In the latter the works are, for the most part, not at all in their original configuration or intended viewing environment. They've become tracks on a greatest hits disc.
They are viewable in a way that many of us choose to process video imagery. On display are important works by Vito Acconci, John Baldessari, Gary Hill, Joan Jonas, Mariko Mori, Bruce Nauman, Richard Serra and Bill Viola (among others) that any serious video connoisseur should know. I imagine the curators could have purchased twenty video iPods, too, and given us even smaller and more intimate screens, without the need for dedicated stations and a power plug. Instead they've opted for print-photograph sized screens, a format the commercial industry has found works for portable viewing because Â… well, they sell and are still in production. The market speaks.
The Hayden Gallery is where the List has pulled out all the stops. Well aware of the boredom factor that can set in with video art (the need to stop and spend the amount of time the piece requires, to passively accept the pace the artist sets) the curators have made sure that one wants to spend time in each showcase segment for the five artists. Sound baffles, wall design, seating and lighting have all been individually formatted to optimally frame each piece and to lead one on a path of discovery. There is some bleeding of sound from one piece to the next but this is mostly noticeable only in transit. When you stop, and really start to look and listen, all else falls away.
Nam June Paik's "TV Buddha" is one of the simplest and most profound works in the show. In a bare room, a small, tarnished, Buddha statue sits on the floor, contemplating itself on a vintage video monitor with a lumpy surface.

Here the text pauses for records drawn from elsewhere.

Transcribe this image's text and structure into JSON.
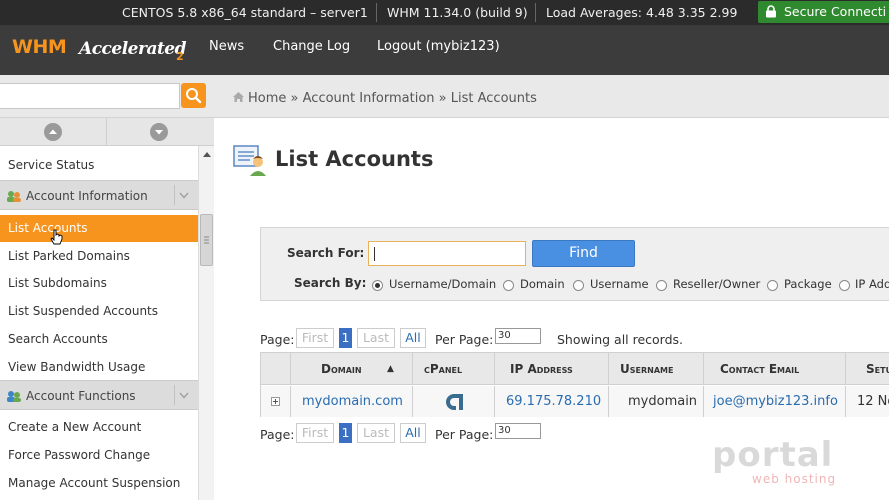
{
  "status_bar": {
    "server": "CENTOS 5.8 x86_64 standard – server1",
    "version": "WHM 11.34.0 (build 9)",
    "load": "Load Averages: 4.48 3.35 2.99",
    "secure": "Secure Connecti"
  },
  "header": {
    "logo_whm": "WHM",
    "logo_accelerated": "Accelerated",
    "logo_version": "2",
    "nav": [
      "News",
      "Change Log",
      "Logout (mybiz123)"
    ]
  },
  "breadcrumb": {
    "home": "Home",
    "sep": "»",
    "section": "Account Information",
    "page": "List Accounts"
  },
  "sidebar": {
    "search_value": "",
    "items_before": [
      "Service Status"
    ],
    "group1": "Account Information",
    "group1_items": [
      "List Accounts",
      "List Parked Domains",
      "List Subdomains",
      "List Suspended Accounts",
      "Search Accounts",
      "View Bandwidth Usage"
    ],
    "active_item": "List Accounts",
    "group2": "Account Functions",
    "group2_items": [
      "Create a New Account",
      "Force Password Change",
      "Manage Account Suspension"
    ]
  },
  "page": {
    "title": "List Accounts"
  },
  "search": {
    "search_for_label": "Search For:",
    "search_value": "",
    "find_label": "Find",
    "search_by_label": "Search By:",
    "options": [
      "Username/Domain",
      "Domain",
      "Username",
      "Reseller/Owner",
      "Package",
      "IP Add"
    ],
    "selected": "Username/Domain"
  },
  "pager": {
    "page_label": "Page:",
    "first": "First",
    "current": "1",
    "last": "Last",
    "all": "All",
    "per_page_label": "Per Page:",
    "per_page_value": "30",
    "showing": "Showing all records."
  },
  "table": {
    "columns": [
      "Domain",
      "cPanel",
      "IP Address",
      "Username",
      "Contact Email",
      "Setu"
    ],
    "sort_indicator": "▲",
    "rows": [
      {
        "domain": "mydomain.com",
        "ip": "69.175.78.210",
        "username": "mydomain",
        "email": "joe@mybiz123.info",
        "setup": "12 No"
      }
    ]
  },
  "watermark": {
    "brand": "portal",
    "tagline": "web hosting"
  },
  "colors": {
    "accent": "#f7941d",
    "header_bg": "#3c3c3c",
    "status_bg": "#2b2b2b",
    "secure_green": "#2f8a2f",
    "link": "#2a6cb0",
    "find_button": "#4a90e2"
  }
}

As the camera watches the Buddha, the Buddha watches his image, in an endless loop of self-contemplation that seems to hum with a mantra of its own. This is the sort of work that can be staged without any specific pieces, just the requisite elements that satisfy the forms: a Buddha statue, monitor, and camera. The List's version is no less resonant for its mundane lack of hubris or glitz.
Stan Douglas' black and white video on "free jazz" isn't about silence or stillness, but about cacophony. Footage from a 1970s French music TV show features avant-garde improvisatory musicians making riff after overlapping riff in a development in jazz designed to drive away the non-serious fan. Avant-garde and even a bit quaint in its goal to "epater le bourgeoisie," the shambolic noise is beautiful, and it's fascinating to watch the players with their hip, lack of affect as they silently sweat to torture their instruments.
Their improvisations are obviously instantaneous expressions, free-formed in sound before our eyes in a way that recalls what action painting does with color. The display screen is at an angle to the non-rectilinear space, and seamlessly double-sided. One side is a two-channel exploration of a saxophonist and a trumpeter, the other, leftover footage from the original TV show source. It's an immersive experience.
Finnish video artist, Eija-Liisa Ahtila, enjoys a well-funded state arts program. Her videos have cinema-standard production qualities. The gorgeous, seductive and disturbing "Talot/The House" uses three screens for a luxurious exploration of a disturbed personality. A woman drives to a house in the woods. She is personable, attractive, fashionable, seemingly in control. But as she settles into the charming cottage, her mind begins to unravel. Hallucinations based on her journey, car, and isolated location invade her home like insects, and she grows ever more disconnected from reality. The three screens are used to excellent effect, contrasting the subtitled thoughts of the woman with deadpan depictions of the mundane surroundings that so inexplicably disturb her.